Teo Livia, Lagler Christine P, Mannor Geva, Glass Lora D, Freitag Suzanne K
*Massachusetts Eye and Ear Infirmary, Department of Ophthalmology, Harvard Medical School, Boston, Massachusetts; †Singapore National Eye Center, Singapore, Singapore; ‡Boston Medical Center, Boston, Massachusetts; and §Scripps Clinic, La Jolla, California, U.S.A.
Ophthalmic Plast Reconstr Surg. 2016 Jul-Aug;32(4):257-60. doi: 10.1097/IOP.0000000000000479.
The aim of this study was to look at the surgical outcomes of posterior approach Mullers muscle conjunctival resection surgery for contact lens-related ptosis.
This was a retrospective, comparative interventional case series. All patients and controls underwent phenylephrine 10% testing and had a positive response prior to surgical intervention.

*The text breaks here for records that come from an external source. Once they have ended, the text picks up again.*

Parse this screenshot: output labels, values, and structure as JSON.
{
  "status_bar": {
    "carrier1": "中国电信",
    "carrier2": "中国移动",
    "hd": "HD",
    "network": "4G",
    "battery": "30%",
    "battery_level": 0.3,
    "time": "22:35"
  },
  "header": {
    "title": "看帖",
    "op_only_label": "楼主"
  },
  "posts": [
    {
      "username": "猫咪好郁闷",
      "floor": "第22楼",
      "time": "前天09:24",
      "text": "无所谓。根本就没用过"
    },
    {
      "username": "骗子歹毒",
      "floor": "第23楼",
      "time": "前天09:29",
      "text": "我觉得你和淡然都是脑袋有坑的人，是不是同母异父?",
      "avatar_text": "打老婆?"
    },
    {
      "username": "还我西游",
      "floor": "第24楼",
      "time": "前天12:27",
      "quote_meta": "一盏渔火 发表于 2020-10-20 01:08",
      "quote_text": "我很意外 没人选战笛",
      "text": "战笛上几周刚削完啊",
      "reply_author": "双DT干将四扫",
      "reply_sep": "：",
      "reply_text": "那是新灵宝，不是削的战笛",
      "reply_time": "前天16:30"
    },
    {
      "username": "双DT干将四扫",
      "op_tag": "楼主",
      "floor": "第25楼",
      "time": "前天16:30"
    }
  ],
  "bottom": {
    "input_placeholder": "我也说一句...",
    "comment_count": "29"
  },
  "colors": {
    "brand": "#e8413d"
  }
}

Thirty-one eyelids with ptosis were identified in 20 contact lens wearing patients, which were matched with 27 eyelids in 15 controls. The contact lens wearing patients wore contact lenses for a mean of 20.6 ± 12.1 years. More than half (60%) wore soft contact lenses, as opposed to rigid gas-permeable contact lenses. Preoperative margin-to-reflex distance-1 was lower in patients who wore rigid contact lenses (0.8 ± 0.7 mm) as compared with patients with soft contact lenses (1.7 ± 1.1 mm) (p = 0.01). Surgical success, as defined by margin-to-reflex distance-1 ≥3 mm or symmetry of upper eyelid height (within 1 mm), was achieved in 93.5% in the contact lens group and 92.6% of controls. Postoperative margin-to-reflex distance-1 was significantly higher in the contact lens wearers (3.9 ± 1.3 mm) compared with the controls (3.2 ± 1.1 mm; p = 0.01). There was a significant correlation between the amount of tissue resected intraoperatively and the improvement in margin-to-reflex distance-1 (Pearsons correlation coefficient, r =0.36; p = 0.006). There were no surgical complications of any patients in the study.
Mullers muscle conjunctival resection surgery is an effective surgical correction for contact lens-associated ptosis. Patients can achieve excellent results with minimal risk of residual ptosis or asymmetry.
本研究旨在观察后入路米勒肌结膜切除术治疗与隐形眼镜相关上睑下垂的手术效果。
这是一项回顾性、比较性干预病例系列研究。所有患者及对照组在手术干预前均接受了10%去氧肾上腺素测试,且反应呈阳性。
在20名佩戴隐形眼镜的患者中确定了31只上睑下垂的眼睑,并与15名对照组中的27只眼睑进行匹配。佩戴隐形眼镜的患者佩戴隐形眼镜的平均时间为20.6±12.1年。超过一半(60%)的患者佩戴软性隐形眼镜,而非硬性透气性隐形眼镜。与佩戴软性隐形眼镜的患者(1.7±1.1mm)相比,佩戴硬性隐形眼镜的患者术前边缘至反射距离-1较低(0.8±0.7mm)(p = 0.01)。以边缘至反射距离-1≥3mm或上睑高度对称(相差1mm以内)定义的手术成功率,在隐形眼镜组中为93.5%,对照组中为92.6%。与对照组(3.2±1.1mm;p = 0.01)相比,隐形眼镜佩戴者术后边缘至反射距离-1显著更高(3.9±1.3mm)。术中切除组织量与边缘至反射距离-1的改善之间存在显著相关性(皮尔逊相关系数,r = 0.36;p = 0.006)。本研究中所有患者均无手术并发症。
米勒肌结膜切除术是治疗与隐形眼镜相关上睑下垂的一种有效手术矫正方法。患者能够以残留上睑下垂或不对称风险最小化的方式获得极佳效果。